There's an analogy with compound interest. The number of kids each person has on average is like an interest rate, and the average age at which people have children is like the frequency of compounding. If everyone has 4 kids starting at the age of 20, the population (and pollution) explodes. But if everyone has 2 kids starting at the age of 30, the population stabilizes, or even declines. Waiting significantly longer to have kids reduces the number of generations of a given family who are alive at any particular time, which reduces population and therefore pollution. That's just the inarguable way the math works.
A more subtle point is that, in contrast with many environmental decisions, a decision to have fewer children causes a permanent environmental improvement lasting after one's death, because you've created fewer polluting descendants for all time.

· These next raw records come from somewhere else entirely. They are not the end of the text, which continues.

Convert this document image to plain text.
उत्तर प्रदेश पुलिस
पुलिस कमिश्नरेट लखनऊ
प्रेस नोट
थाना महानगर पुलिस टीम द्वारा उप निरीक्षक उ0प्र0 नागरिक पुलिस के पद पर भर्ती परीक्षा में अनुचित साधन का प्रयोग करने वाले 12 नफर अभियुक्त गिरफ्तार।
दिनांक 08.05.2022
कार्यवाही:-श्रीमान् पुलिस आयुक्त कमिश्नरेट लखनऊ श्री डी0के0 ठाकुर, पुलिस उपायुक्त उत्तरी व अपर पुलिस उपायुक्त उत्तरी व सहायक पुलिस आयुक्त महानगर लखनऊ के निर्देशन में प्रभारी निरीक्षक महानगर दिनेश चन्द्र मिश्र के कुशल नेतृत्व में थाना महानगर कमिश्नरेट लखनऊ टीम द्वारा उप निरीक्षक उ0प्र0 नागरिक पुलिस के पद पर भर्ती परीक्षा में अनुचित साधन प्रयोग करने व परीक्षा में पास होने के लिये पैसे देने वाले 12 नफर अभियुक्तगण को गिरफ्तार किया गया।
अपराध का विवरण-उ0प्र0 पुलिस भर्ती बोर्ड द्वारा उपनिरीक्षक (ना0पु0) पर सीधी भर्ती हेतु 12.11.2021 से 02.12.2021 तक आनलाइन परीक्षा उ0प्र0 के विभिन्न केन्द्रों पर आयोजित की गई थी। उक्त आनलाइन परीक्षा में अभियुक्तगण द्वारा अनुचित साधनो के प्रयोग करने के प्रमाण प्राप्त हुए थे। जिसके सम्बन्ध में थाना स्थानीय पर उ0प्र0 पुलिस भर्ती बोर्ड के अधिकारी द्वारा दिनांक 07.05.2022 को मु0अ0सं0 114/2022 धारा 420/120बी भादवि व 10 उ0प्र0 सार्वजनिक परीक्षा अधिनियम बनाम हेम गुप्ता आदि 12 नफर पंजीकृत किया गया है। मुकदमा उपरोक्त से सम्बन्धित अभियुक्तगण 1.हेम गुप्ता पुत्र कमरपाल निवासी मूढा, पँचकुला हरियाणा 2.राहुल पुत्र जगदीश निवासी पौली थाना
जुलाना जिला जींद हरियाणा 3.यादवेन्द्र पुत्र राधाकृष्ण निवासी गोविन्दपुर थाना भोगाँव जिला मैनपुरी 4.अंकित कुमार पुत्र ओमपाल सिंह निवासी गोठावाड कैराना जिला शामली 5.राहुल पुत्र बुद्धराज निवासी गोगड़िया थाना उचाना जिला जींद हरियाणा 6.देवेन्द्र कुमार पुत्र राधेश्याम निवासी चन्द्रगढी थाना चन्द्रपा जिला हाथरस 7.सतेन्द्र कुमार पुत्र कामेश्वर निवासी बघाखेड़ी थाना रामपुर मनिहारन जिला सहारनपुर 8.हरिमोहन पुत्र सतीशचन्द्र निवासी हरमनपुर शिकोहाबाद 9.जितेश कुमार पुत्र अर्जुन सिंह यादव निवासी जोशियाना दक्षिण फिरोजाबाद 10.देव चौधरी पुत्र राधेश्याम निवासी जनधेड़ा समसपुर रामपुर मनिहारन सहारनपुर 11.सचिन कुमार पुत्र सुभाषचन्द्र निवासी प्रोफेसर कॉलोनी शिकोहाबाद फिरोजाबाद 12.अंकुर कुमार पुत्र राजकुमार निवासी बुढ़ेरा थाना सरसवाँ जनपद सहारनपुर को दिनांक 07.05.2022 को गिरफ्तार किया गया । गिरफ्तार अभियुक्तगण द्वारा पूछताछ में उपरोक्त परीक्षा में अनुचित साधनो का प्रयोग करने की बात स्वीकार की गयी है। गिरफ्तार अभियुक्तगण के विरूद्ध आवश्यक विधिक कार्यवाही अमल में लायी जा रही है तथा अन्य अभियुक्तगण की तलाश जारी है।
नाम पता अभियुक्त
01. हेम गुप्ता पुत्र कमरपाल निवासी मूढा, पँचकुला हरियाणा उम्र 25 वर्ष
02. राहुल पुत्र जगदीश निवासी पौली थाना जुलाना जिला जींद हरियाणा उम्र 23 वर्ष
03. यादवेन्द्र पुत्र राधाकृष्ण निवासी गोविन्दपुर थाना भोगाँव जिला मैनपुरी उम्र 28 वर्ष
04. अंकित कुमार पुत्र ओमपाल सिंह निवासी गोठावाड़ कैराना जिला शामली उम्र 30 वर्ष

The thing is, I love kids! It makes me uncomfortable as well to say all this. But it's reality.
So by all means, make a good effort to reduce your environmental impact via the usual methods. But don't kid yourself that you're having a large effect in the overall scheme of things. To have a much bigger impact, have fewer kids, have them later in life, or both.
If you're inclined to get political about this, focus on trying to change government policies which encourage population growth. These policies exist all over the world in one form or another. The most obvious example in the US is the income tax exemption per child, but there are many other examples as well. At the very least, these policies should be reduced or eliminated to help reduce population and pollution growth.